INSTRUCTIONS FOR THE FOLLOWING DAYS
MOUTH RINSES: Keeping your mouth clean after surgery is essential. Mouth rinses with warm salt water should be started the day after surgery. If your doctor feels that you should have antibiotic mouth rinse, it should be started the day after surgery as well.
BRUSHING: Begin your normal oral hygiene routine as soon as possible after surgery. Soreness and swelling may not permit vigorous brushing, but please make every effort to clean your teeth within the bounds of comfort.
HEALING: Normal healing after tooth extraction should be as follows: The first two days after surgery are generally the most uncomfortable and there is usually some swelling. On the third day you should be more comfortable and, although still swollen, can usually begin a more substantial diet. The remainder of the post-operative course should be gradual, steady improvement. If you do not see continued improvement, please call our office.
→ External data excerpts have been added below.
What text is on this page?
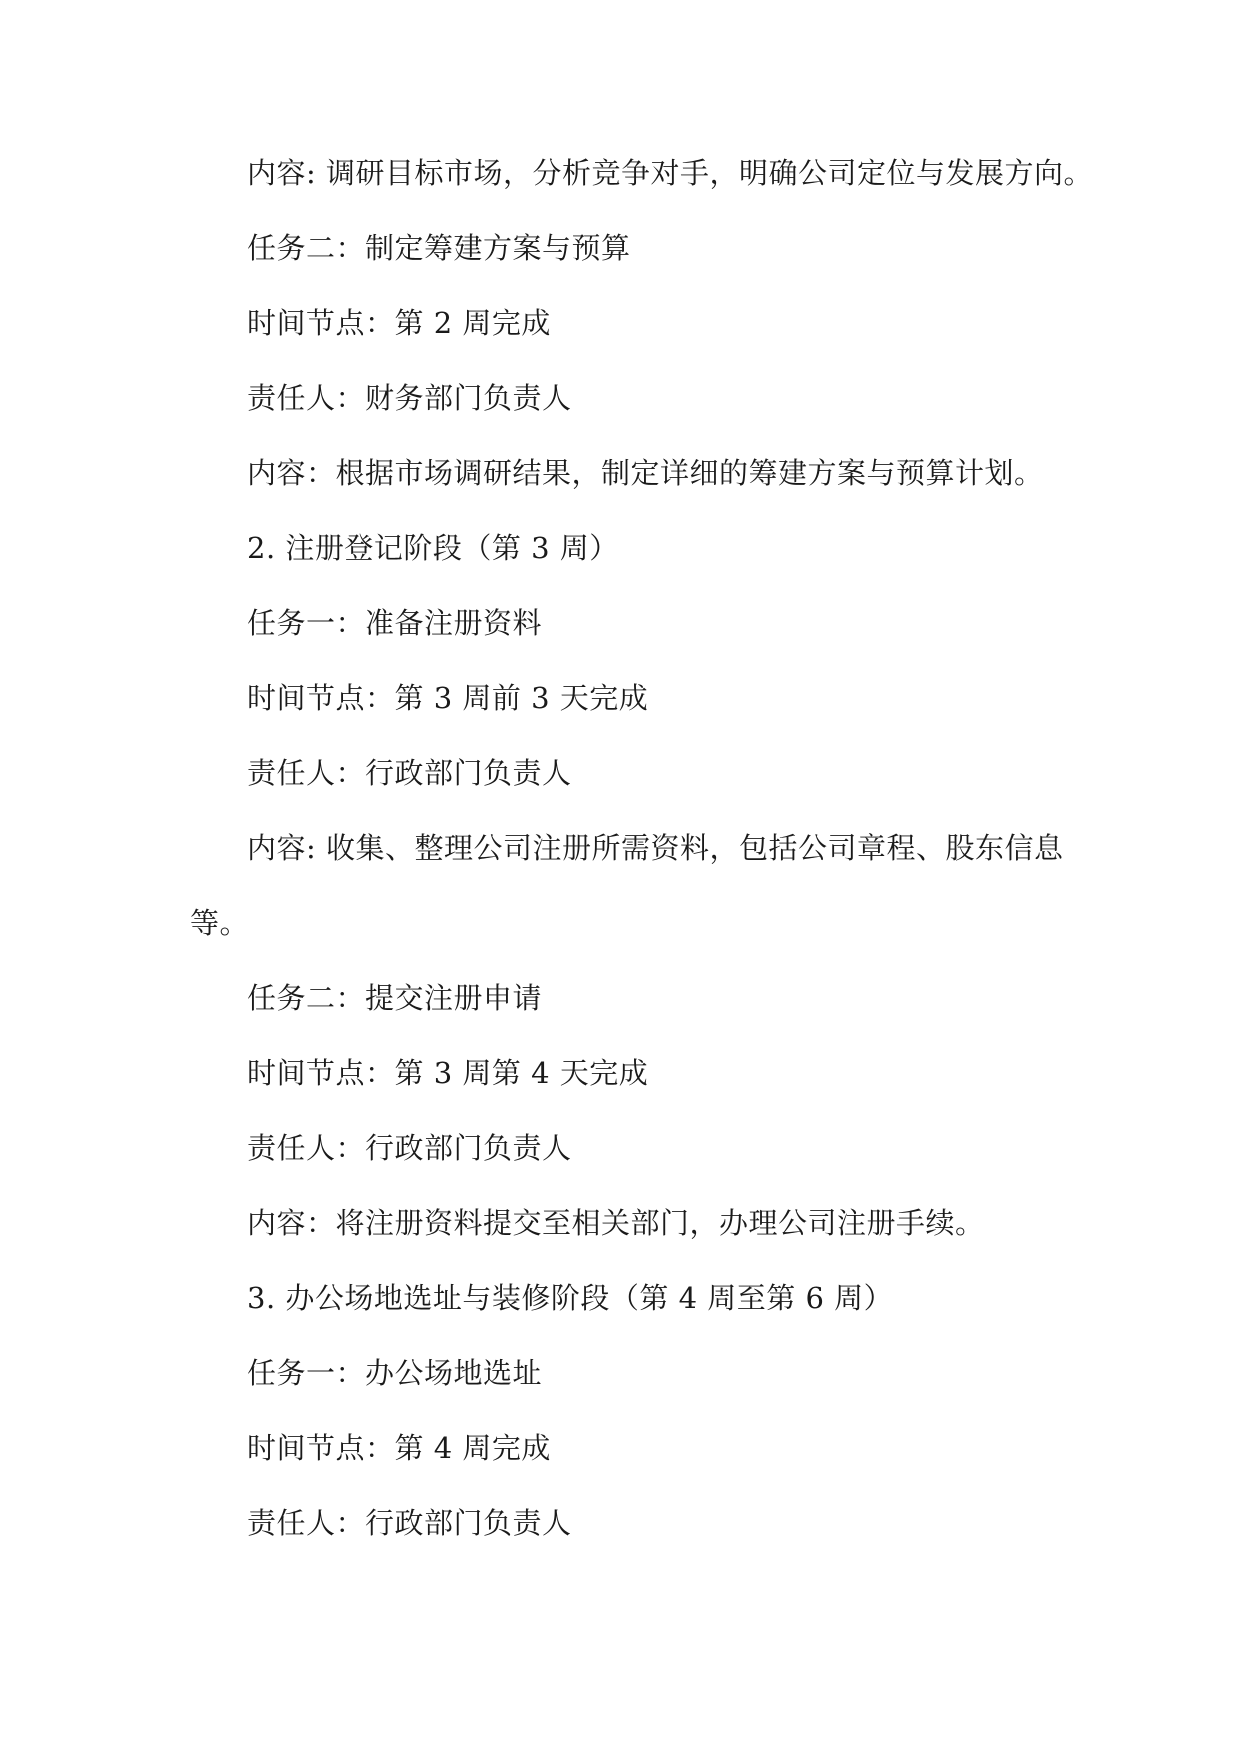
内容: 调研目标市场，分析竞争对手，明确公司定位与发展方向。
任务二：制定筹建方案与预算
时间节点：第 2 周完成
责任人：财务部门负责人
内容：根据市场调研结果，制定详细的筹建方案与预算计划。
2. 注册登记阶段（第 3 周）
任务一：准备注册资料
时间节点：第 3 周前 3 天完成
责任人：行政部门负责人
内容: 收集、整理公司注册所需资料，包括公司章程、股东信息
等。
任务二：提交注册申请
时间节点：第 3 周第 4 天完成
责任人：行政部门负责人
内容：将注册资料提交至相关部门，办理公司注册手续。
3. 办公场地选址与装修阶段（第 4 周至第 6 周）
任务一：办公场地选址
时间节点：第 4 周完成
责任人：行政部门负责人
IRRIGATING SYRINGE: If you are given a plastic irrigating syringe, DO NOT use it for the first five days. Then use it twice daily to irrigate out the sockets with antibiotic mouth rinse or warm salt water until you are certain the tooth socket has closed completely and that there is no chance of any food particles lodging in the socket.
It is our desire that your recovery be as smooth and pleasant as possible. Following these instructions will assist you, but if you have questions about your progress, please call the office where you had surgery. Calling during office hours will afford a faster response to your question or concern. You may reach us after hours by pager if you have questions or concerns regarding your post operative course. You will find the pager number on your post operative instructions sent home with you after your surgery. Upon dialing this number, you will hear a beep. After the beep, enter your call back number and hang up. Dr. Martin will return your page as soon as possible.PLEASE NOTE: Telephone calls for narcotic (painkiller) prescription renewals are ONLY accepted during office hours.
SCHOOL AND WORK EXCUSES: An excuse for work or school may be issued at the time of your appointment upon your request. A standard excuse ranges from one to three days post operatively depending upon the nature and complexity of your treatment. If you need an excuse for days that fall outside the range of days stated on your excuse given at the time of your appointment, you must contact our office prior to days missed. Excuses will not be given after the day of work or school has already been missed.